Mas ainda é possível encontrar essa contemporaneidade ou as mudanças foram tão acentuadas que se perdeu um pouco?
É sempre especial e diferente. Mesmo que seja uma cópia de Las Vegas, é sempre diferente, e Las Vegas é diferente de Macau. Para mim, nunca nada está perdido. As pessoas de Macau estão todos os dias a construir diferenças. Nunca tive nostalgia de Macau. Cheguei em 1962 e havia aquela Praia Grande, e depois nos anos 70 deitaram aquelas casas abaixo… É a mesma coisa de quando olhamos para aquelas fotografias de criança quando tinhamos cabelos loiros, ou quando estamos a fazer músculo na juventude. Ficamos é com grande estima com o processo da vida. Eu fico com mais curiosidade do que nojo! Importa mais o esplendor da vida. Também ninguém gostava dos arranha-céus de Nova Iorque, ou de Chicago, e depois a geração seguinte incorporou aquilo no seu gosto.
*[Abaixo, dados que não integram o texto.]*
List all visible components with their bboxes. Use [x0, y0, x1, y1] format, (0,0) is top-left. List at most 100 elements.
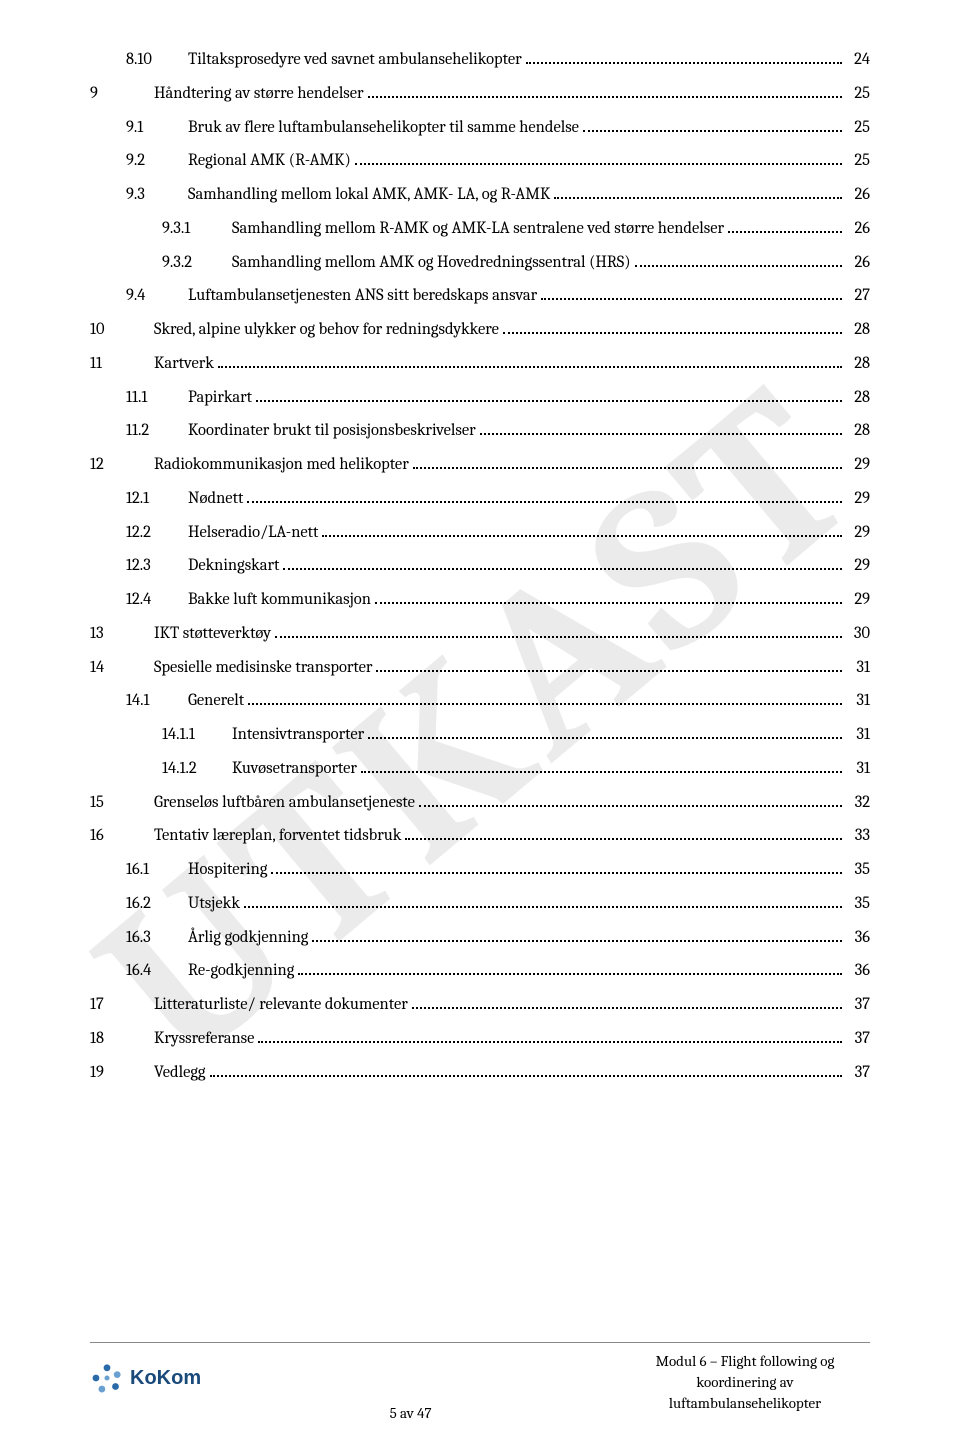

Mas aquilo só podia ser feito na América, nunca na Europa, porque ali havia um território mais livre, mais desocupado, e isso também fazia as mentes mais livres, com mais desejos, a realidade não era tão normativa. O que eu digo é que nos temos deixar penetrar por novos modos de olhar, outras formas de dizer as coisas. Quer dizer, não se escreve da mesma maneira depois da literatura americana do Miller, ou do Scott Fitgerald. De repente, abriu-se o espaço da escrita, e no cinema também foi a mesma coisa.

(...)

Nestas ausências e presenças, em Macau ou em Lisboa, considera-se um outsider no meio da arquitectura portuguesa?
Sempre achei isso engraçado. Tinha um aluno meu no Técnico que os pais eram imigrantes açorianos nos Estados Unidos e, por uma razão qualquer de afecto com Portugal, mandaram-nos estudar um ano no Técnico. Eu chamava-lhe o luso-português. Realmente, a nossa cultura deve mais aos luso-portugueses do que aos portugueses. Como o Eça que era um português exilado, ou o Jorge de Sena, e o próprio Saramago que acabou lá naquela ilha de Lanzarote, nas Canárias, e o Camões. Este país é capaz de ser um pouco auto-fágico, pequeno demais, as pessoas concentram-se em pequenos conflitos e não criam distancias e é preciso criar distâncias para depois vir mais livre, desafogado, redescobrir as maravilhas, olhar para a costa atlântica ou para o Alentejo, com um olhar mais largo, menos cego de conflitualidade, porque aqui é difícil não estar sempre envolvido num conflito qualquer… Mas Portugal também é muito cruel em receber os luso-portugueses, como este pobre ministro que esteve no Canadá. Ninguém lhe perdoa isso! (risos)

E o Manuel Vicente é um luso-português?
Sou, sim. Sou um exemplo muito acabado disso mesmo. É difícil encaixar-se. É muito irritante. É-se sempre um intruso. É sempre difícil regressar a Portugal. Há sempre o estigma, ‘este tipo não é dos nossos’. Em Macau, é o mesmo. Mas esta frequentação do estrangeiro choca um pouco o indígena. É sempre um pouco segregado por mais simpáticas que as pessoas sejam. Vive-se sempre no meio de rejeições, que às vezes são estruturantes, nos pequenos ódios lusitanos de que é feito o nosso dia-a-dia neste cantinho. Sei lá, é a nossa condição. Mas o mundo também é ainda muito tribal, de certa maneira.